沙栎碰了一鼻子灰,听完他这番软中带硬的回复,心里悻然脸上却不露声色,一幅了然与心的欢喜模样,心底对荣娇的戒备又加深了几分,总觉得这小子牙尖嘴利,又会扯虎皮做大旗,拿公子压他,不怎么地道。
“既然蒙东家错爱,做了这酒庄总管事,自然是希望庄子上出息多,酒坊的酒,品质出众,供不应求,故此难免看重酒方,若由此言语间有冒犯之处,还请小楼东家莫要怪罪。”
沙栎心里不喜,面上不显,表忠心的话说得漂亮又坦然:“咱既然是做这生意的,酒的品质好坏,出酒如何,赚钱与否,难免要多关心一些还请小楼东家能交个底,给个定心丸。”

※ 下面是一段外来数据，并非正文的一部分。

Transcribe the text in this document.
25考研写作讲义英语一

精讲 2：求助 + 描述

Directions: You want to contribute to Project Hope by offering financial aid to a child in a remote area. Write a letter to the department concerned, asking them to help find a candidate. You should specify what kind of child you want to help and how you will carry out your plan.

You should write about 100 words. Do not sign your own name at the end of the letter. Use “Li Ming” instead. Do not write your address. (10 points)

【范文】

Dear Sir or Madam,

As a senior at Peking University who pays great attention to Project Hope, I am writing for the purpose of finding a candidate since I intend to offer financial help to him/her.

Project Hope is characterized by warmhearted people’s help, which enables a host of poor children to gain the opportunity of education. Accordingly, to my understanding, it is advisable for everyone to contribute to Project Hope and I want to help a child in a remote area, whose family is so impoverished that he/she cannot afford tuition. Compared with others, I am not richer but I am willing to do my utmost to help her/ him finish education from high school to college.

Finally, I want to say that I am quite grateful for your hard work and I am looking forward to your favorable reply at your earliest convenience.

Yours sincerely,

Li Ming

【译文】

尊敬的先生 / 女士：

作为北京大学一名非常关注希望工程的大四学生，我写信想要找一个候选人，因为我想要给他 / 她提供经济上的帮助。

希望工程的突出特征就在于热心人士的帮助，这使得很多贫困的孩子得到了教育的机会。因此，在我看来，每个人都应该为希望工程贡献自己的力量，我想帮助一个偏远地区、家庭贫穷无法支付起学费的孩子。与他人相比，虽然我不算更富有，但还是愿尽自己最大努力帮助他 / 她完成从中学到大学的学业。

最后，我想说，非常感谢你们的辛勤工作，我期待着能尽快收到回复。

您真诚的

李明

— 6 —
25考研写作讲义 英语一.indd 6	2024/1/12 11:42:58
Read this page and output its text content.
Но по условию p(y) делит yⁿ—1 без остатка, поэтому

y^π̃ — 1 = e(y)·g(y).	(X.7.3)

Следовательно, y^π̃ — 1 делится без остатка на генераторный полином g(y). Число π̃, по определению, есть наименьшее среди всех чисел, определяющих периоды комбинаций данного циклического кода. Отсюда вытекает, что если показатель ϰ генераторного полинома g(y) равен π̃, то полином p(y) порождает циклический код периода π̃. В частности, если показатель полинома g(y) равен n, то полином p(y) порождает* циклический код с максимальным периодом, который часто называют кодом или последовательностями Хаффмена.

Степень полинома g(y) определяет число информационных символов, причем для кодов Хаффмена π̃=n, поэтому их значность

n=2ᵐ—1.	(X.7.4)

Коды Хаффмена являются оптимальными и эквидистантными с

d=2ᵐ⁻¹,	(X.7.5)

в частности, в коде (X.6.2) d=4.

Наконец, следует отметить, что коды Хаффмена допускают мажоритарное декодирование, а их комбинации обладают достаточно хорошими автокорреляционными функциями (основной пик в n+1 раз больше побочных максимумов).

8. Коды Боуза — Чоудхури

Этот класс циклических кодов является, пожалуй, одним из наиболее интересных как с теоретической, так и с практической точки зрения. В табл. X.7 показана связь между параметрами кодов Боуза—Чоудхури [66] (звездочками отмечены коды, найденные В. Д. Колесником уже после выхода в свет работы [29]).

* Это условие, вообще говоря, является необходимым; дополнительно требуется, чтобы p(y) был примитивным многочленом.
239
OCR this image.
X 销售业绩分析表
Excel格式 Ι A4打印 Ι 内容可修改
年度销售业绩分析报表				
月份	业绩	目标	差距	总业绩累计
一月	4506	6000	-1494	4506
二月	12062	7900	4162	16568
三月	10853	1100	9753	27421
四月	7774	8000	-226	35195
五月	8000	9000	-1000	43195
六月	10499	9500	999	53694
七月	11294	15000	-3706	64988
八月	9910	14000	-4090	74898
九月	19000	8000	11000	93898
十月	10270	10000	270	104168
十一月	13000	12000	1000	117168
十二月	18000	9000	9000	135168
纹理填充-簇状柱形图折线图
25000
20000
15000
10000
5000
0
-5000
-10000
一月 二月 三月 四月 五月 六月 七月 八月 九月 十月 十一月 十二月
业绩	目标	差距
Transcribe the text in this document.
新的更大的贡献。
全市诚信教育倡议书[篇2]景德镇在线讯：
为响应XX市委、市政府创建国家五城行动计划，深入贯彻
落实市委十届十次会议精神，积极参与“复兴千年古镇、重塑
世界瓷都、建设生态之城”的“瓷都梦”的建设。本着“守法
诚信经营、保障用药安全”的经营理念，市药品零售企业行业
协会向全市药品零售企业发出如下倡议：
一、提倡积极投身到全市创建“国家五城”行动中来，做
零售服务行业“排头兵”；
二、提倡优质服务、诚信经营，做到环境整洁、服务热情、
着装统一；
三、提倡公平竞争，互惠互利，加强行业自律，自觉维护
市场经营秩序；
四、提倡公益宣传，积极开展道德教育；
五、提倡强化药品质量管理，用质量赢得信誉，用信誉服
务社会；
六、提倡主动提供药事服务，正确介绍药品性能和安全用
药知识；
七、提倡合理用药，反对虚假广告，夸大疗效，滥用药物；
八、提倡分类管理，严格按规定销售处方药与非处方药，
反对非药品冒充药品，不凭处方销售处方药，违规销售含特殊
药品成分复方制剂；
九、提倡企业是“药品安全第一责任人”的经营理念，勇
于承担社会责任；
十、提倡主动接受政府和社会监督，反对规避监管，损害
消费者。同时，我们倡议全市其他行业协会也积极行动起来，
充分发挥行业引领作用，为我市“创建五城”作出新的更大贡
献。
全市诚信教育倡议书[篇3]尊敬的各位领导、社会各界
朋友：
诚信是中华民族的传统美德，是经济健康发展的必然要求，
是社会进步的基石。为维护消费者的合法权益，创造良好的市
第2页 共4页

荣娇好看的眉头微蹙随即展开,黑眸深处隐藏了一丝不悦的光芒,沙栎这番话,单从字面看也不算为过,只是他讲话的语气与表情却让荣娇不舒服,似乎对方也没太想隐瞒自己的不屑与挑衅。
沙栎是玄朗的人,这酒庄上下,包括岐伯在内,都是玄朗的人,其实按照约定,荣娇可以只管出方子,拿红利,不过问经营之事,是玄朗有意锻炼她,而她自己也想多学些经验,这才介入其中,所以她这个所谓的二东家,实际是只分红利不管事没实权的。
话不投机,对方又没正眼看她,荣娇身上属于楼满袖的强势气场就显现了:“沙总管此言差矣玄朗大哥既然选你为总管事,定是相信你有这份能力”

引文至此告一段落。